Research to increase our understanding of the population genetics ofI. scapularis has occurred for many decades. The main limitation so far has been that the studies either do not cover a wide portion of the genome or the wider geographic range of the species. They also cannot be easily compiled to accomplish both aspects as the targets and methodologies are non-compatible. Nonetheless, they have given insight into how populations of I. scapularis vary genetically, concluding there is significant genetic differentiation across the landscape, especially when comparing northern and southern populations (Gulia-Nuss et al., 2016; Ludwig, 2015; Norris et al., 1996; Van Zee et al., 2015).
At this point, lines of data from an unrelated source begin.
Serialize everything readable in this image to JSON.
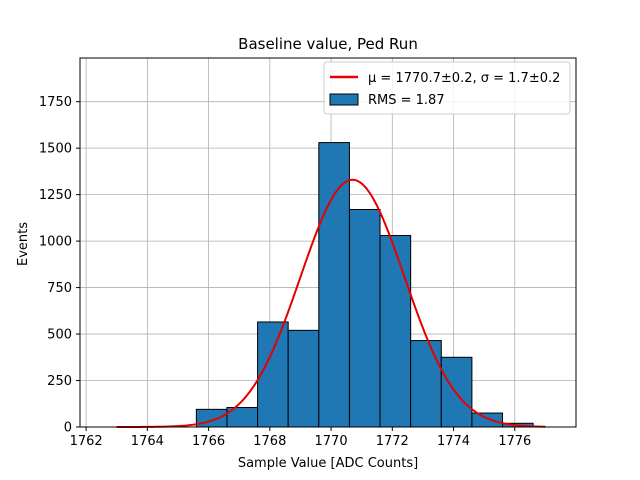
{
  "chart_data": {
    "type": "bar",
    "title": "Baseline value, Ped Run",
    "xlabel": "Sample Value [ADC Counts]",
    "ylabel": "Events",
    "xlim": [
      1761.8,
      1778.0
    ],
    "ylim": [
      0,
      1985
    ],
    "xticks": [
      1762,
      1764,
      1766,
      1768,
      1770,
      1772,
      1774,
      1776
    ],
    "yticks": [
      0,
      250,
      500,
      750,
      1000,
      1250,
      1500,
      1750
    ],
    "grid": true,
    "legend_position": "top-right",
    "histogram": {
      "name": "RMS = 1.87",
      "color": "#1f77b4",
      "edge_color": "#000000",
      "bins": [
        {
          "x0": 1765.6,
          "x1": 1766.6,
          "count": 95
        },
        {
          "x0": 1766.6,
          "x1": 1767.6,
          "count": 105
        },
        {
          "x0": 1767.6,
          "x1": 1768.6,
          "count": 565
        },
        {
          "x0": 1768.6,
          "x1": 1769.6,
          "count": 520
        },
        {
          "x0": 1769.6,
          "x1": 1770.6,
          "count": 1530
        },
        {
          "x0": 1770.6,
          "x1": 1771.6,
          "count": 1170
        },
        {
          "x0": 1771.6,
          "x1": 1772.6,
          "count": 1030
        },
        {
          "x0": 1772.6,
          "x1": 1773.6,
          "count": 465
        },
        {
          "x0": 1773.6,
          "x1": 1774.6,
          "count": 375
        },
        {
          "x0": 1774.6,
          "x1": 1775.6,
          "count": 75
        },
        {
          "x0": 1775.6,
          "x1": 1776.6,
          "count": 20
        }
      ]
    },
    "fit": {
      "name": "μ = 1770.7±0.2, σ = 1.7±0.2",
      "type": "gaussian",
      "color": "#e60000",
      "mu": 1770.7,
      "sigma": 1.7,
      "amplitude": 1330,
      "x_range": [
        1763,
        1777
      ]
    }
  }
}
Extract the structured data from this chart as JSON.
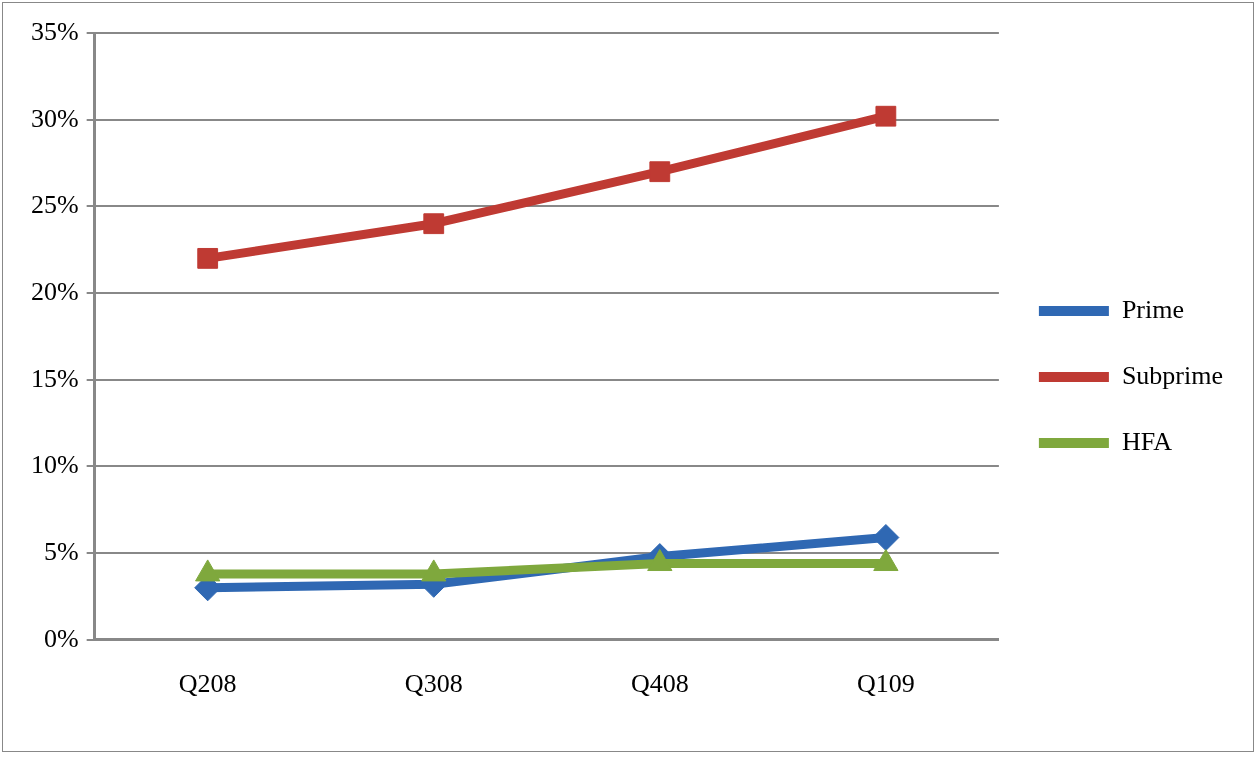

A study covering a large portion of the genome and known range of I. scapularis populations is needed to characterize the extent of differentiation within this species, as well as advancing an understanding that links phenotypes to genotypes.
Here, we investigate genome-wide variation within and among populations of I. scapularis grouped into four geographic regions that approximate major divisions described or hypothesized in previous research: Southeastern Atlantic, Southern Gulf, Upper Midwest, and Northeastern U.S. We aim to provide a basis for future research in uncovering how genetic variation among I. scapularis populations is driving observed phenotypic differences, thus driving Lyme disease prevalence in the U.S. Understanding the genotypic variation within and among I. scapularis populations, especially those at the fronts of range expansion and phenotypic change, is essential to understanding the ecology of these ticks and pathogens, which can mitigate Lyme disease risks and serve as a model system for disease ecology.